Kirab Mahkota Binokasih Mempunyai Nilai Filosofis Tinggi
Jawa Barat- www.bakinonline.com
Pengertian Mahkota Binokasih yaitu mahkota emas murni peninggalan Kerajaan Sunda (Pajajaran) seberat 8 kg. Dibuat pada masa Prabu Bunisora Suradipati (1357–1371), Mahkota ini merupakan simbol keberlanjutan kekuasaan, keagungan, dan kasih sayang.
Terkait hal itu Provinsi Jawa Barat, menggelar “Kirab Mahkota Binokasih” pada hari ini Sabtu,16 Mei 2026 yang akan dimulai dari Kiara Arta Park dan Finish di Gedung Satea Bandung
“Kirab Mahkota Binokasih bertujuan untuk melestarikan sejarah dan merepresentasikan perjalanan Mahkota Binokasih, guna menanamkan nilai-nilai kepemimpinan adiluhung, kasih sayang, dan persatuan masyarakat.

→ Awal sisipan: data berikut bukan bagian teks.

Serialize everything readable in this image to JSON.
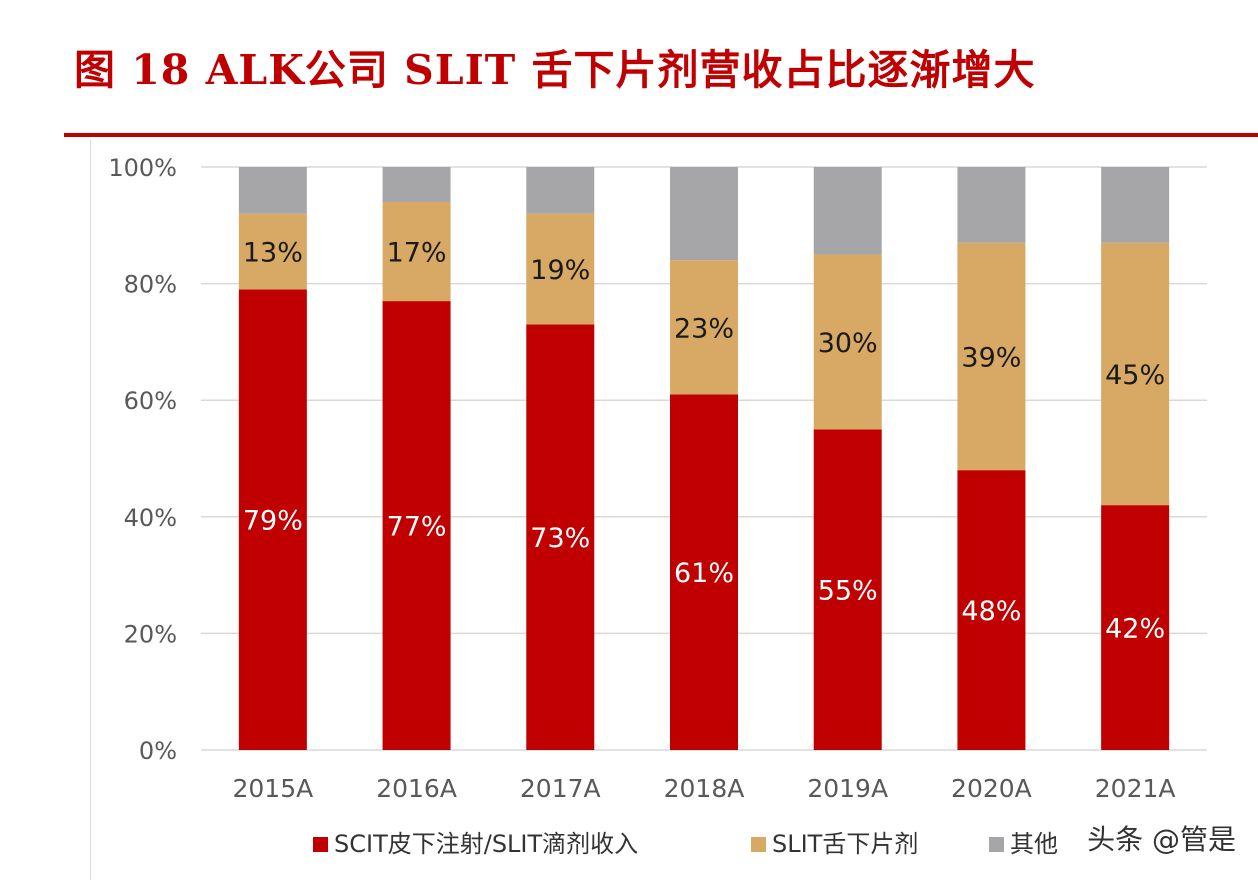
{
  "title": "图 18 ALK公司 SLIT 舌下片剂营收占比逐渐增大",
  "watermark": "头条 @管是",
  "colors": {
    "title": "#c00000",
    "scit": "#c00000",
    "slit": "#d7a965",
    "other": "#a6a6a8",
    "grid": "#d9d9d9",
    "axis_text": "#595959"
  },
  "chart_data": {
    "type": "bar",
    "stacked": true,
    "percent": true,
    "categories": [
      "2015A",
      "2016A",
      "2017A",
      "2018A",
      "2019A",
      "2020A",
      "2021A"
    ],
    "series": [
      {
        "name": "SCIT皮下注射/SLIT滴剂收入",
        "values": [
          79,
          77,
          73,
          61,
          55,
          48,
          42
        ],
        "labels": [
          "79%",
          "77%",
          "73%",
          "61%",
          "55%",
          "48%",
          "42%"
        ]
      },
      {
        "name": "SLIT舌下片剂",
        "values": [
          13,
          17,
          19,
          23,
          30,
          39,
          45
        ],
        "labels": [
          "13%",
          "17%",
          "19%",
          "23%",
          "30%",
          "39%",
          "45%"
        ]
      },
      {
        "name": "其他",
        "values": [
          8,
          6,
          8,
          16,
          15,
          13,
          13
        ],
        "labels": [
          "",
          "",
          "",
          "",
          "",
          "",
          ""
        ]
      }
    ],
    "ylim": [
      0,
      100
    ],
    "yticks": [
      "0%",
      "20%",
      "40%",
      "60%",
      "80%",
      "100%"
    ],
    "xlabel": "",
    "ylabel": "",
    "legend": "bottom",
    "grid": true
  }
}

Sedangkan arak-arakan Kirab Mahkota Binokasik ini akan mengambil route sebagai berikut : Start Taman Kiara Arta Park- Jalan Jakarta- Jalan Supratman- Jalan Pusdai- dan finish di plataran Gedung Sate. Yang kemudian akan digelar juga “Peuting Munggaran Milangkala Tatar Sunda”
Kirap ini dihadirin oleh warga Kota Bandung dan dan sekitarnya serta perwakilan dari Kabupaten dan Kota di Jawa Barat. Seluruh Bupati dan Walikota Sejawa Barat, Forkopim, Anggota DPR berasal Jawa Barat dan Budayawan, Tokoh Masyarakat, dan juga Satuan Damkar Kota Bandung Siaga 1 Personil lengkap bersama Satpol PP, Polwiltabes dan Kodam III SLW di tempat yang telah ditentukan;
Sudarjono (Darjono) pengamat Sosial Budaya, “Secara filosofis, ‘Mahkota Binokasih Sanghyang Pake’ memiliki makna hidup yang sangat kuat. ‘Binokasih’ merupakan kasih saying. nilai dasar yang melahirkan prinsip-prinsip hidup seperti gotong royong, sauyunan. Sedangkan ‘Sanghyang Pake’ di,aknai sebagai simbol kuat terhadap nilai-nilai kepemimpinan yang adil dan bijaksana untuk rakyatnya,” ungkap Darjono.
“Mahkota ini tidak sekadar artefak sejarah, tetapi juga mengandung pesan moral dan spiritual yang mendalam bagi para pemimpin untuk saat ini dan dimasa mendatang,” jelasnya.
“Mahkota Binokasih merupakan saksi bisu keruntuhan sebuah imperium besar dan simbol keberlanjutan identitas budaya Sunda. Mahkota ini membawa beban sejarah yang mendalam, menghubungkan benang merah antara Kerajaan Pajajaran yang legendaris dengan Sumedang Larang,” pungkasnya.